我女婿是混賬、LIUMANG、好色、糊涂,而且還隔三差五來借錢,現在利息都沒有還上。
可這又如何,他是我女婿呀。
他就是一條狗,那也是我女婿。
弘治皇帝微笑:“嗯……那么,劉卿家和王卿家呢?”
王不仕最近伙食有點油膩,沒辦法,姓方的只有牛肉賣,他似乎嗅到了什么:“臣不敢妄議。”

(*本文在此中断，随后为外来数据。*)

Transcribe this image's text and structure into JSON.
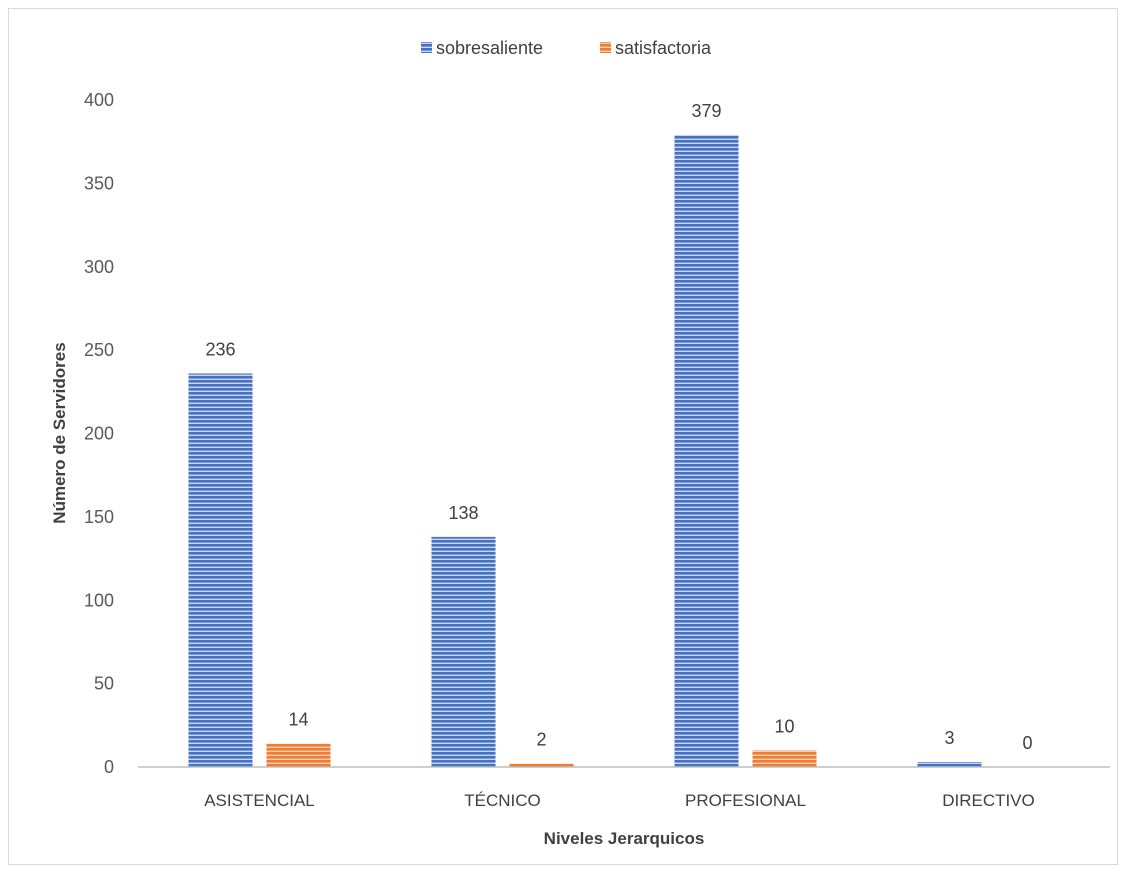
{
  "chart_data": {
    "type": "bar",
    "categories": [
      "ASISTENCIAL",
      "TÉCNICO",
      "PROFESIONAL",
      "DIRECTIVO"
    ],
    "series": [
      {
        "name": "sobresaliente",
        "values": [
          236,
          138,
          379,
          3
        ],
        "color": "#4472C4"
      },
      {
        "name": "satisfactoria",
        "values": [
          14,
          2,
          10,
          0
        ],
        "color": "#ED7D31"
      }
    ],
    "title": "",
    "xlabel": "Niveles Jerarquicos",
    "ylabel": "Número de Servidores",
    "ylim": [
      0,
      400
    ],
    "yticks": [
      0,
      50,
      100,
      150,
      200,
      250,
      300,
      350,
      400
    ],
    "grid": false,
    "legend": "top-center",
    "bar_fill": "horizontal-stripes"
  }
}
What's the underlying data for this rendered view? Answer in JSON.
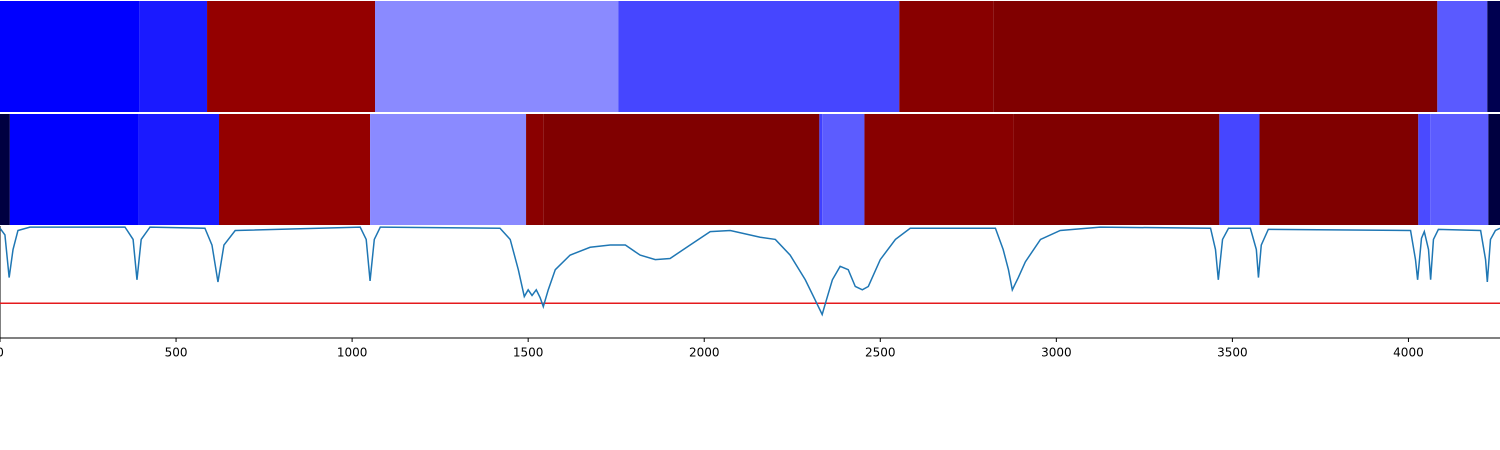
{
  "chart_data": [
    {
      "type": "segments",
      "bins": [
        0,
        395,
        588,
        1065,
        1756,
        2554,
        2821,
        4082,
        4224,
        4260
      ],
      "colors": [
        "#0000ff",
        "#1a1aff",
        "#940000",
        "#8a8aff",
        "#4646ff",
        "#880000",
        "#800000",
        "#5a5aff",
        "#000050"
      ]
    },
    {
      "type": "segments",
      "bins": [
        0,
        28,
        392,
        622,
        1051,
        1494,
        1543,
        2327,
        2335,
        2455,
        2878,
        3463,
        3577,
        4028,
        4062,
        4227,
        4260
      ],
      "colors": [
        "#000040",
        "#0000ff",
        "#1a1aff",
        "#940000",
        "#8a8aff",
        "#8a0000",
        "#800000",
        "#4040ff",
        "#5c5cff",
        "#880000",
        "#800000",
        "#4646ff",
        "#800000",
        "#4a4aff",
        "#5c5cff",
        "#000040"
      ]
    },
    {
      "type": "line",
      "x": [
        0,
        14,
        26,
        37,
        51,
        85,
        355,
        378,
        389,
        401,
        426,
        582,
        602,
        619,
        636,
        668,
        1023,
        1040,
        1051,
        1063,
        1080,
        1420,
        1449,
        1472,
        1489,
        1500,
        1511,
        1523,
        1534,
        1543,
        1557,
        1577,
        1619,
        1676,
        1733,
        1776,
        1818,
        1861,
        1903,
        1960,
        2017,
        2074,
        2159,
        2202,
        2244,
        2287,
        2315,
        2335,
        2347,
        2364,
        2386,
        2409,
        2429,
        2449,
        2466,
        2500,
        2543,
        2585,
        2827,
        2849,
        2864,
        2875,
        2892,
        2912,
        2955,
        3011,
        3125,
        3438,
        3452,
        3460,
        3472,
        3489,
        3551,
        3568,
        3574,
        3582,
        3602,
        4006,
        4020,
        4026,
        4037,
        4045,
        4057,
        4063,
        4071,
        4085,
        4205,
        4219,
        4224,
        4233,
        4247,
        4260
      ],
      "values": [
        0.98,
        0.92,
        0.54,
        0.79,
        0.96,
        0.99,
        0.99,
        0.88,
        0.52,
        0.88,
        0.99,
        0.98,
        0.83,
        0.5,
        0.83,
        0.96,
        0.99,
        0.88,
        0.51,
        0.88,
        0.99,
        0.98,
        0.88,
        0.61,
        0.37,
        0.43,
        0.38,
        0.43,
        0.36,
        0.28,
        0.43,
        0.61,
        0.74,
        0.81,
        0.83,
        0.83,
        0.74,
        0.7,
        0.71,
        0.83,
        0.95,
        0.96,
        0.9,
        0.88,
        0.74,
        0.52,
        0.34,
        0.21,
        0.34,
        0.52,
        0.64,
        0.61,
        0.46,
        0.43,
        0.46,
        0.7,
        0.88,
        0.98,
        0.98,
        0.79,
        0.61,
        0.43,
        0.54,
        0.68,
        0.88,
        0.96,
        0.99,
        0.98,
        0.79,
        0.52,
        0.88,
        0.98,
        0.98,
        0.79,
        0.54,
        0.83,
        0.97,
        0.96,
        0.7,
        0.52,
        0.89,
        0.95,
        0.79,
        0.52,
        0.88,
        0.97,
        0.96,
        0.7,
        0.5,
        0.88,
        0.96,
        0.98
      ],
      "color": "#1f77b4",
      "threshold": 0.31,
      "threshold_color": "#e41a1c",
      "xlim": [
        0,
        4260
      ],
      "ylim": [
        0,
        1
      ],
      "xticks": [
        0,
        500,
        1000,
        1500,
        2000,
        2500,
        3000,
        3500,
        4000
      ]
    }
  ]
}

劉文善道:“太子乃國家之本,若有人圖謀不軌,自有國法處置。”
弘治皇帝頷首:“嗯。”
接著,他陷入了沉默。
蕭敬站在一旁,悄無聲息的已退出了行在,他一出來,幾個東廠的檔頭,以及錦衣衛隨駕的千戶已是上前。
蕭敬看了他們一眼,平靜的道:“附近都封鎖了嗎?”
“老祖宗英明神武,既下了令,卑下人等,自是布置妥當了。”
蕭敬欣賞的看了他們一眼:“很好。”
其中一個錦衣衛千戶,面露喜色,立即道:“卑下人等,在老祖宗面前,卑卑不足道,不過是塵垢粃糠,老祖宗您吩咐的話,卑下人等,盡心去做便是,當不起老祖宗的夸獎。”
蕭敬臉色一變:“你方才說什么?”
千戶一愣,期期艾艾的道:“當……當不起老祖宗的夸獎。”
“上一句,卑什么什么?”
“卑卑不足道。”
蕭敬從袖里掏出了竹片來,拿著炭筆,將這詞兒記下,又道:“還有一句,叫什么塵。”
“塵垢粃糠……”這千戶傻眼。
“垢字怎么寫?”
“土后……”
蕭敬想了想:“粃是怎么寫?”
“這……”
“你來寫吧,寫在這竹片上。”
“……”
寫完了,蕭敬收了竹片。
此刻,他氣定神閑。
遠遠眺望,見那行在之外,跪的滿地的大臣。
他又吩咐道:“將附近的士紳和讀書人,統統請來吧,要趕緊,陛下正午,要賜宴。”
“是。”
“還有,那位毛紀先生,怎的還沒有來?得催一催。”
“快到了。”
“快到了就好,快到了就好。”蕭敬點點頭,轉身,又往行在去了。
這一次,蕭敬能感受到,一股風暴正在醞釀。